With Dynatrace, we have identified and solved "mystery" issues that we have experienced for a long time, including sporadic latency issues on storage volumes and SQL databases not scaling properly when under certain loads.
We are also monitoring web services and using synthetic web checks to actively monitor specific parts of our production website and production web applications. With the SaaS version of Dynatrace, we started monitoring our VMware hypervisors and that gave us valuable system specific metrics into our virtual environments. Therefore, we have built smart alerts to notify our team of potential problems before they manifest themselves to end users.
I really like how easy it is to deploy and use the SaaS version in our environment. We have a lot of other tools that have plenty of capability but they do not get a whole lot of use because they require a dedicated resource who is an expert to use them. With the SaaS version of Dynatrace, all the admin functions are taken care of by the Dynatrace team (updates, patches, new features, bugs, etc.), and our small shop can focus on getting valuable metrics, alerts, and issue resolution from the product. That is very important because despite how many features and how powerful a product is, it will only return value to an organization if it is being integrated and used regularly for its intended purpose; Dynatrace SaaS makes that easy for us.

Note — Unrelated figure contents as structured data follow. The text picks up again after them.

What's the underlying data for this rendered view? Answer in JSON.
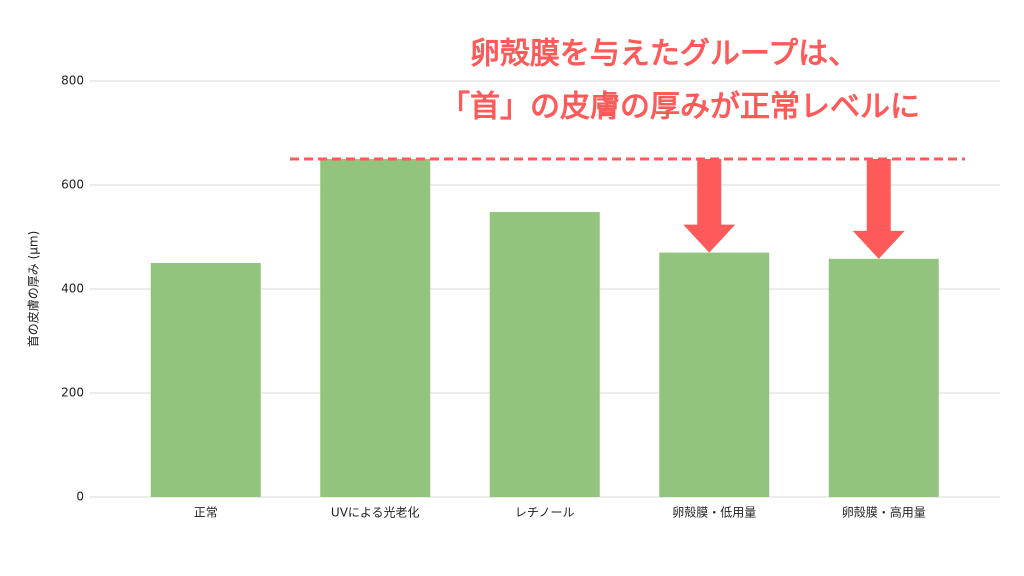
{
  "chart_data": {
    "type": "bar",
    "y_label": "首の皮膚の厚み (μm)",
    "categories": [
      "正常",
      "UVによる光老化",
      "レチノール",
      "卵殻膜・低用量",
      "卵殻膜・高用量"
    ],
    "values": [
      450,
      650,
      548,
      470,
      458
    ],
    "color": "#93c47d",
    "ylim": [
      0,
      800
    ],
    "yticks": [
      0,
      200,
      400,
      600,
      800
    ],
    "grid": true,
    "annotations": [
      "卵殻膜を与えたグループは、",
      "「首」の皮膚の厚みが正常レベルに"
    ],
    "annotation_color": "#ff5a5a"
  }
}
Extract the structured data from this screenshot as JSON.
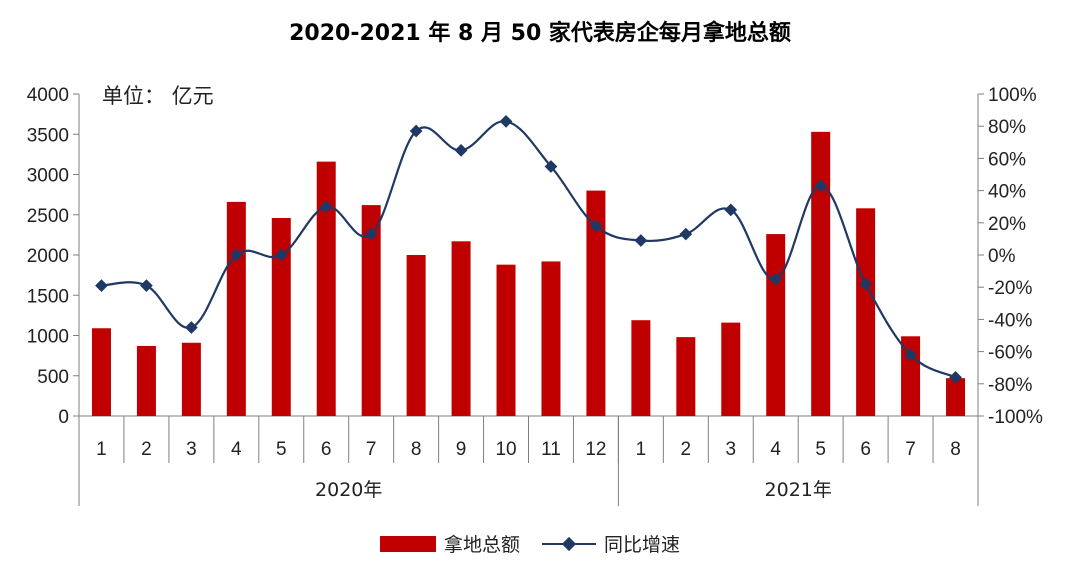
{
  "chart_data": {
    "type": "bar",
    "title": "2020-2021 年 8 月 50 家代表房企每月拿地总额",
    "unit_label": "单位： 亿元",
    "categories": [
      "1",
      "2",
      "3",
      "4",
      "5",
      "6",
      "7",
      "8",
      "9",
      "10",
      "11",
      "12",
      "1",
      "2",
      "3",
      "4",
      "5",
      "6",
      "7",
      "8"
    ],
    "year_groups": [
      {
        "label": "2020年",
        "count": 12
      },
      {
        "label": "2021年",
        "count": 8
      }
    ],
    "y_left": {
      "min": 0,
      "max": 4000,
      "step": 500,
      "ticks": [
        "0",
        "500",
        "1000",
        "1500",
        "2000",
        "2500",
        "3000",
        "3500",
        "4000"
      ]
    },
    "y_right": {
      "min": -100,
      "max": 100,
      "step": 20,
      "ticks": [
        "-100%",
        "-80%",
        "-60%",
        "-40%",
        "-20%",
        "0%",
        "20%",
        "40%",
        "60%",
        "80%",
        "100%"
      ]
    },
    "series": [
      {
        "name": "拿地总额",
        "kind": "bar",
        "axis": "left",
        "color": "#C00000",
        "values": [
          1090,
          870,
          910,
          2660,
          2460,
          3160,
          2620,
          2000,
          2170,
          1880,
          1920,
          2800,
          1190,
          980,
          1160,
          2260,
          3530,
          2580,
          990,
          470
        ]
      },
      {
        "name": "同比增速",
        "kind": "line",
        "axis": "right",
        "color": "#1F3864",
        "values": [
          -19,
          -19,
          -45,
          0,
          0,
          30,
          13,
          77,
          65,
          83,
          55,
          18,
          9,
          13,
          28,
          -15,
          43,
          -18,
          -62,
          -76
        ]
      }
    ],
    "legend_position": "bottom",
    "grid": false
  }
}
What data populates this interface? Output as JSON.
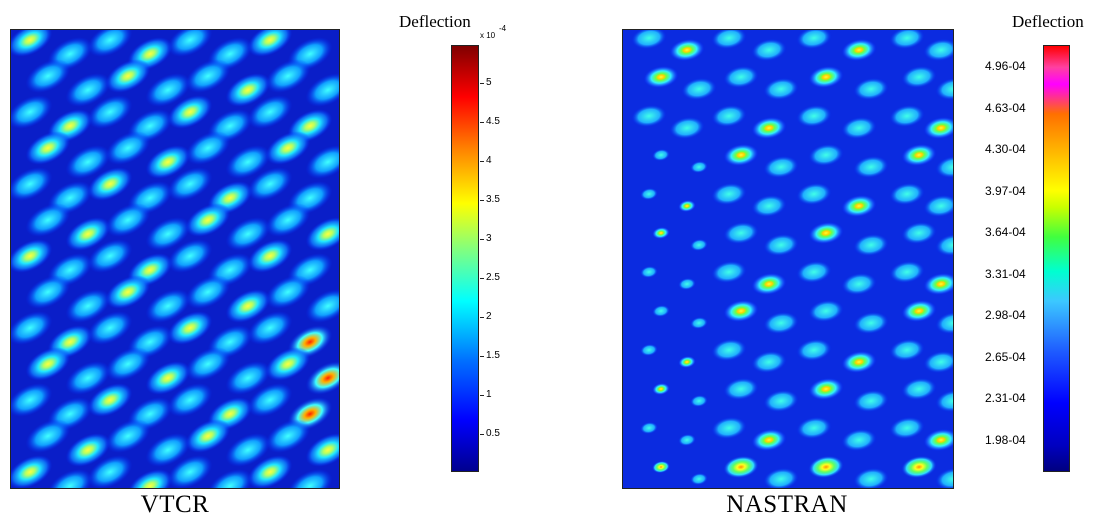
{
  "left_panel": {
    "caption": "VTCR",
    "colorbar": {
      "title": "Deflection",
      "multiplier": "x 10",
      "exponent": "-4",
      "ticks": [
        "5",
        "4.5",
        "4",
        "3.5",
        "3",
        "2.5",
        "2",
        "1.5",
        "1",
        "0.5"
      ],
      "tick_values": [
        5,
        4.5,
        4,
        3.5,
        3,
        2.5,
        2,
        1.5,
        1,
        0.5
      ],
      "range": [
        0.05,
        5.5
      ]
    }
  },
  "right_panel": {
    "caption": "NASTRAN",
    "colorbar": {
      "title": "Deflection",
      "ticks": [
        "4.96-04",
        "4.63-04",
        "4.30-04",
        "3.97-04",
        "3.64-04",
        "3.31-04",
        "2.98-04",
        "2.65-04",
        "2.31-04",
        "1.98-04"
      ]
    }
  },
  "colors": {
    "field_low": "#00008f",
    "field_high": "#ff0000",
    "background": "#ffffff"
  }
}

As far as more technical features go, we are a small shop and wear many hats in the IT department, so the automatic baselining and AI engine take a big chunk of work off our hands. It collects, analyzes, and summarizes the application and host level metrics (including host log files and hypervisor host details) from VMware virtual environments as well as physical stand-alone servers, then presents that data to us in an easy enough format to help us make better decisions and tune accordingly before our end users inform us of problems.
In addition, we use the synthetic web checks to emulate the end user experience and availability of our public website and internal web applications, which is a wonderful feature to have access to.
If I had to pick something to improve, it would be the fact that it requires manual intervention to uninstall the cloud agent from servers you want it removed from. The installation part is the easiest of any Linux tool that I have ever installed, so I do not have a problem with that at all. What I have a problem with, is that in order to 100% remove the product, you will need to manually go to each machine and uninstall the cloud agent. I wish there was a feature that would allow a Dynatrace administrator to remotely uninstall/remove the cloud agent from the Dynatrace management console without having to physically logon to each server to achieve the task.
Less than one year.
Good article because it is very objective. At a previous company we used Dynatrace and the tool is so detailed you can get the details of the keystrokes of an actual end user when troubleshooting where a production situation occurred.